Os americanos votarão conscientes de estarem asperamente
divididos e, pelo menos os interessados na qualidade das instituições, profundamente apreensivos. Apreensivos com relação ao
resultado, após uma disputa particularmente acirrada. Estarão
preocupados com a integridade
do processo eleitoral. Mas estarão
preocupados, sobretudo, com as
implicações futuras, inclusive para a liderança americana no mundo, de uma campanha que revelou com crueza alguns dos piores
traços de personalidade de seus líderes, em especial, o seu pendor
para torcer a verdade. Tudo em
nome da disputa apertada.
Na história das eleições presidenciais americanas, já houve outras disputas apertadas. A eleição
de 1876 foi decidida por uma comissão especial do Congresso e
quase levou à reabertura da guerra civil. John Kennedy elegeu-se
derrotando Richard Nixon por
diferença de meros 118 mil votos,
diante de uma participação de 64
milhões de eleitores. E, é claro, todos nos lembramos da apertada e
embaraçosa vitória de George W.
Bush nas eleições de 2000.
Após problemas técnicos tornados óbvios em 2000, o Congresso
americano aprovou a lei Ajude o
Voto da América (Hava) e destinou US$ 4 bilhões para aperfeiçoar e corrigir os problemas observados. Mas, a despeito da
aprovação da legislação e do dinheiro, o governo Bush foi extremamente lento em nomear uma
Comissão de Assistência Eleitoral
para avançar com as medidas.
Embora Estados tenham aprovado e adquirido novas máquinas
de votar, a referida comissão jamais definiu regras e procedimentos capazes de uniformizar o
seu uso. A Hava acabou por manter muitas das ambigüidades do
registro eleitoral. Receia-se que
uma enxurrada de ações venham
a empurrar, outra vez, a decisão
para a Suprema Corte.
Tudo isso é penoso para um
país amedrontado pelo terrorismo, desgastado pelas más notícias vindas a todo momento do
Iraque, e ansioso para acreditar
na qualidade de suas lideranças.
Esse é o ponto que mais preocupa muitos americanos intranqüilos. Essa campanha revelou o cinismo e a facilidade com que declarações foram distorcidas e verdades foram fabricadas para atender a interesses eleitorais. Por
exemplo, em um momento,
Kerry manifestou o desejo de que
o terrorismo volte a ser nada mais
que um ligeiro aborrecimento para o povo americano. A seguir,
Bush e vários dos seus seguidores
trombeteavam que os americanos
não podem ter um líder que considere o terrorismo só um ligeiro
aborrecimento. Convenhamos,
isso é fazer pouco da inteligência
de qualquer um. Mas a linha continua sendo repetida.

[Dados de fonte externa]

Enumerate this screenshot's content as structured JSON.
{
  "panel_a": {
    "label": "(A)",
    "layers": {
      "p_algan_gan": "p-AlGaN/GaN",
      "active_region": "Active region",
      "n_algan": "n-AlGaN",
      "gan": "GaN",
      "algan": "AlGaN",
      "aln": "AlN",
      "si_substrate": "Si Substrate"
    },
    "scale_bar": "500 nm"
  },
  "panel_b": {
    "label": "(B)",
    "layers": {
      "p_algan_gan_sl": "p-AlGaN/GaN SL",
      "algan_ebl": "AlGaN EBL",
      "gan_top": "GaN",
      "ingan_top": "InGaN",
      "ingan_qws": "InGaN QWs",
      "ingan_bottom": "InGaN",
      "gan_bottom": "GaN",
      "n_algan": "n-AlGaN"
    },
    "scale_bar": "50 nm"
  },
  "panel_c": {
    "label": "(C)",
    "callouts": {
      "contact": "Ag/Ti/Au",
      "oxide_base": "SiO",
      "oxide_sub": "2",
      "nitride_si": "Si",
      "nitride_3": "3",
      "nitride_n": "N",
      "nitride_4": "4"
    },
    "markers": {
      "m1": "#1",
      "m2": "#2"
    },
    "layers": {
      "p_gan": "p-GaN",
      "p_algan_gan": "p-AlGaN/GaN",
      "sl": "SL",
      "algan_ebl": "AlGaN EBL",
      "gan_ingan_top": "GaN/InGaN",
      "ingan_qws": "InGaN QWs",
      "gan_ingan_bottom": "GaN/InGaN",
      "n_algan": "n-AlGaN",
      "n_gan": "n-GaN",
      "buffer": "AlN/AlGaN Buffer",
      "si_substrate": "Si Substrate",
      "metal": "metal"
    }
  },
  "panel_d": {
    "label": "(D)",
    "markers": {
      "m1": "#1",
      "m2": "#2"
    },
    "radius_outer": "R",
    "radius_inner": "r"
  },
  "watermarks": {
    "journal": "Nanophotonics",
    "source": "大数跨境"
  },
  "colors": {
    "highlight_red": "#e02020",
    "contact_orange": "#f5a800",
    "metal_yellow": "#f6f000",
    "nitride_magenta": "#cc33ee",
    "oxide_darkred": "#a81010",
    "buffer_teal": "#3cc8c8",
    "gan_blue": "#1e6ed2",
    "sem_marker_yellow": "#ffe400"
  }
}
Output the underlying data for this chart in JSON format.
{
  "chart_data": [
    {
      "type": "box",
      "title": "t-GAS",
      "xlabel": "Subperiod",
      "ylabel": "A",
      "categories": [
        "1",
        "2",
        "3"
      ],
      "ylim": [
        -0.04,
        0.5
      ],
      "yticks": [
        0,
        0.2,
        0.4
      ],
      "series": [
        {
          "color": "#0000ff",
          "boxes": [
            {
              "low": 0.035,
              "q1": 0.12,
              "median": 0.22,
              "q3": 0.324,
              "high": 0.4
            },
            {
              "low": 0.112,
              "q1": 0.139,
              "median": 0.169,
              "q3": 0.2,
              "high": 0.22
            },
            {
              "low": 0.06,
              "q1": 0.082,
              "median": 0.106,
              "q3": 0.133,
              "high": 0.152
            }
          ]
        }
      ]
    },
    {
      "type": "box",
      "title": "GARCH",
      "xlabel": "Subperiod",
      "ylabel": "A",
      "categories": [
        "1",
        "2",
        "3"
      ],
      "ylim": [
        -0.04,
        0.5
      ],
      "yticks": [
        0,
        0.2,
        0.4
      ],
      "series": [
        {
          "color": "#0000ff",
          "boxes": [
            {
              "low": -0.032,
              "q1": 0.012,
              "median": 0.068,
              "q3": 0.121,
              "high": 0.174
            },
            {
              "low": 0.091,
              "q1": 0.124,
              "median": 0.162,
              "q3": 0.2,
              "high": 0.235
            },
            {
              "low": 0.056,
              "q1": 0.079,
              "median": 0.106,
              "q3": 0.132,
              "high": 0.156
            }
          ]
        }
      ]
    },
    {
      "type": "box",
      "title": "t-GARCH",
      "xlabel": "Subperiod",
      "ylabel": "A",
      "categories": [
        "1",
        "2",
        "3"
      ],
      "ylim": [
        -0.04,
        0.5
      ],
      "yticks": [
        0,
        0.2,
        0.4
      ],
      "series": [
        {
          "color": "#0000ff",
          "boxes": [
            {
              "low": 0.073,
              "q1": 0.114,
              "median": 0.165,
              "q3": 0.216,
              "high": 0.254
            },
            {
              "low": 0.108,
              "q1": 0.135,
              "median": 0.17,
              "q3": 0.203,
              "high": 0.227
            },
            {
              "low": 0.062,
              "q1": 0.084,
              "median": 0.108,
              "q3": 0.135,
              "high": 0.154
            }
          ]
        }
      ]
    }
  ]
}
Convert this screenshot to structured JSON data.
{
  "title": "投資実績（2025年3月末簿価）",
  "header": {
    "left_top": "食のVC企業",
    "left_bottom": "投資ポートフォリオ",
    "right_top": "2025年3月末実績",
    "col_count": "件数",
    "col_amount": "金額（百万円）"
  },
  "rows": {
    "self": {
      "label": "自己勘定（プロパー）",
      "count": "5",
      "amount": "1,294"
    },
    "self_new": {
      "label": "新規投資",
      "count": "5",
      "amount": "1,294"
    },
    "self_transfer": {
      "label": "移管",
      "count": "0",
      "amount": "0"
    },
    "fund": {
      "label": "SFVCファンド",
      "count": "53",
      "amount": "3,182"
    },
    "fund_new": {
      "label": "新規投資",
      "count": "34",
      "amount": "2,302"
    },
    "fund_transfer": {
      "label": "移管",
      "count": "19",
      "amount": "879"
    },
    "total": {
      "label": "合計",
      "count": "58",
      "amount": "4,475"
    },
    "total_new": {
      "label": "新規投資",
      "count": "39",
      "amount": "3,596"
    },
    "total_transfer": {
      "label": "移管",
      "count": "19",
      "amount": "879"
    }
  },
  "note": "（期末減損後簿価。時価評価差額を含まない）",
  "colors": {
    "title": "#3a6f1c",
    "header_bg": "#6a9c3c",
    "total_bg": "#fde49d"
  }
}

Esses americanos intranqüilos
sabem que o mundo acompanha
essas eleições com muito interesse e que a liderança global americana, baseada no compartilhamento, e não na imposição de valores, está em questão.
Vamos todos prender o fôlego,
portanto.
Luis Bitencourt é cientista político. Dirige o programa sobre o Brasil do Centro
Woodrow Wilson para Acadêmicos Internacionais, em Washington.